Early on, everything was fast to set up. Click here, configure that, connect this trigger.

In hindsight, we built something that was easy to create but hard to understand.

There’s a difference.

After a few months, nobody remembered:

which service triggered what
why certain permissions existed
what would break if we changed something small

Including me.🙋‍♂️

2. We let IAM complexity spiral 🌀

At first, permissions were tight. Thoughtful.

Then came edge cases:

“just add this permission for now”
“we’ll clean this up later”
“it’s blocking the pipeline”

We never cleaned it up.

Six months in, we had roles that nobody fully understood. Some were over-permissive, others randomly failed due to missing access.⚠️

The worst part? Failures weren’t consistent.

Retrying sometimes “fixed” things. That’s dangerous it teaches people to ignore root causes.🚫

3. Debugging became archaeology

This one hurt the most.😓

To debug a single pipeline run, we had to:

jump between multiple dashboards
correlate timestamps manually
guess which service dropped the signal

There was no single narrative of “what happened.”

Just fragments.

I remember thinking: why is this harder than debugging a monolith on a single server?

That question stuck with me.

4. We overcomposed the system 🧱

At some point, we crossed a line from modular to fragmented.

Every small concern became its own piece:

build
test
artifact storage
deploy orchestration
notifications

Individually, each piece made sense.👍

Together, they formed a system that had too many moving parts to reason about.

What I didn’t realize at the time:
Every boundary you introduce is also a failure point.⚠️

What I changed (and what felt wrong at first)

The fixes weren’t glamorous. Some even felt like a step backward.

I reduced the number of services

This was controversial internally.

Instead of chaining multiple AWS services, I consolidated parts of the pipeline into fewer components even if that meant slightly more responsibility in one place.

Less “cloud-native purity.”
More predictability.

And honestly? Things got easier to debug almost immediately.

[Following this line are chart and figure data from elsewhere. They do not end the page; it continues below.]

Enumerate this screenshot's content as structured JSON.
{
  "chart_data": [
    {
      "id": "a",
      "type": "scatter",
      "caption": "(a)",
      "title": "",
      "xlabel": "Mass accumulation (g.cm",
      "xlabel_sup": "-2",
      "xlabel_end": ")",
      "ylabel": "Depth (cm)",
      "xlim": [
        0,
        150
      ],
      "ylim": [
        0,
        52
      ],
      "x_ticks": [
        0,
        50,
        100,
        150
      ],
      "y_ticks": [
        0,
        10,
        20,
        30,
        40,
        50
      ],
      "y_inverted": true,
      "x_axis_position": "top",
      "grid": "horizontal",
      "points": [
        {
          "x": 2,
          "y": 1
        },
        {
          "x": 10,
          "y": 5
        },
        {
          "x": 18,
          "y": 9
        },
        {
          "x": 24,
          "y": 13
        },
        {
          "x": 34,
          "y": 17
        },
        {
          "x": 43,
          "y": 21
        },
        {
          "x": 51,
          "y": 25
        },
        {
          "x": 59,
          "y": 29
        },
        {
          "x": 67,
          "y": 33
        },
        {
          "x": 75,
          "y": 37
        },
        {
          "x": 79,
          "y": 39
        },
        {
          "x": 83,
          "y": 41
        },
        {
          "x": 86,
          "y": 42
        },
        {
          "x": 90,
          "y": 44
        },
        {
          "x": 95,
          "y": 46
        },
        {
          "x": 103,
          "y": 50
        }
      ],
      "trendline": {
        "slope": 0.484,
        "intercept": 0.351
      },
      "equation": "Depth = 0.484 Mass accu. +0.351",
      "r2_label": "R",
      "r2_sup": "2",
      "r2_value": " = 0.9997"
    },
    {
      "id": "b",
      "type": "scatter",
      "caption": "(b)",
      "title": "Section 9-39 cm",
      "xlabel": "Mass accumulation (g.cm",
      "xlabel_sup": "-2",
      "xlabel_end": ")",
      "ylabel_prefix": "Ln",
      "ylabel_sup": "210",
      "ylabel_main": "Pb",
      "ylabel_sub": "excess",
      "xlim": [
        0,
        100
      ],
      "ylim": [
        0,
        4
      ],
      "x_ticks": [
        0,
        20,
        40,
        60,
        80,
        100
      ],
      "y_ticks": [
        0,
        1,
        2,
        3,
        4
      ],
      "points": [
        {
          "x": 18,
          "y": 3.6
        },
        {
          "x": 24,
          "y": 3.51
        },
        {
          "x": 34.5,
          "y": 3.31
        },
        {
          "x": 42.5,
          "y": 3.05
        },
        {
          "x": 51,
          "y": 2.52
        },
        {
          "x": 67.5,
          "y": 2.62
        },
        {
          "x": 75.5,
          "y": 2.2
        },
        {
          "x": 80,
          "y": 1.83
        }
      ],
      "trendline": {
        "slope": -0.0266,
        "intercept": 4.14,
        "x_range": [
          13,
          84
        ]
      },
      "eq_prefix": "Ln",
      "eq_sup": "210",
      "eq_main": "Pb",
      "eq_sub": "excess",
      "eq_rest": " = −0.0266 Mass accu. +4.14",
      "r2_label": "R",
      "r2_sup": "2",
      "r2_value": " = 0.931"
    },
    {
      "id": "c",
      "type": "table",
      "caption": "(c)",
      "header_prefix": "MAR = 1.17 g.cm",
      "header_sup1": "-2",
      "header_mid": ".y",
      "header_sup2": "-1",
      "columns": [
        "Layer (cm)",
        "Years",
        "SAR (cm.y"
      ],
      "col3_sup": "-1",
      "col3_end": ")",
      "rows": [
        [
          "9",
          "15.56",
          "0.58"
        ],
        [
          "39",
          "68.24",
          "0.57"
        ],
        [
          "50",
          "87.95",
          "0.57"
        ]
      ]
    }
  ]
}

I started designing for failure visibility

Not prevention. Visibility.🔍

We added:

clearer, centralized logging (not perfect, just better)
explicit failure points instead of silent retries
fewer “magic” triggers

I stopped trying to make everything seamless.

Because seamless systems are hard to inspect.

I treated IAM as code and not configuration💻

This was a big shift.

Instead of tweaking permissions ad hoc, we started defining them more explicitly and reviewing changes like actual code.

It slowed us down in the short term.

But it removed that creeping uncertainty of “who can do what anymore?”

I accepted a bit of duplication📄

Earlier, I tried to DRY everything out across pipelines and environments.

Now? Some duplication stays.

Why?

Because over-abstraction in infrastructure makes things harder to reason about when something breaks.

Clarity > cleverness.

Every time.✔️

The uncomfortable truth😬

Most AWS-based developer toolchains don’t fail because AWS is unreliable.

They fail because:

they become too abstract
too distributed
too “smart”

And nobody owns the full picture anymore.

It’s not a tooling problem. It’s a design mindset problem.

What I’d do differently from day one

If I had to rebuild everything:

I’d start with a simple question:

“When this breaks at 2 AM, how quickly can someone understand what happened?”

Not “how scalable is it”
Not “how serverless is it”
Not “how elegant is it”

Just that.🎯

Because six months in, that’s the only thing that really matters.

One last thing

People love to say:
“Use managed services so you can focus on business logic.”

I still agree with that.

But there’s a hidden cost.

You’re not eliminating complexity.
You’re relocating it.

And if you’re not careful…
you’ll end up debugging a system that nobody fully understands.

Including the person who built it.🙃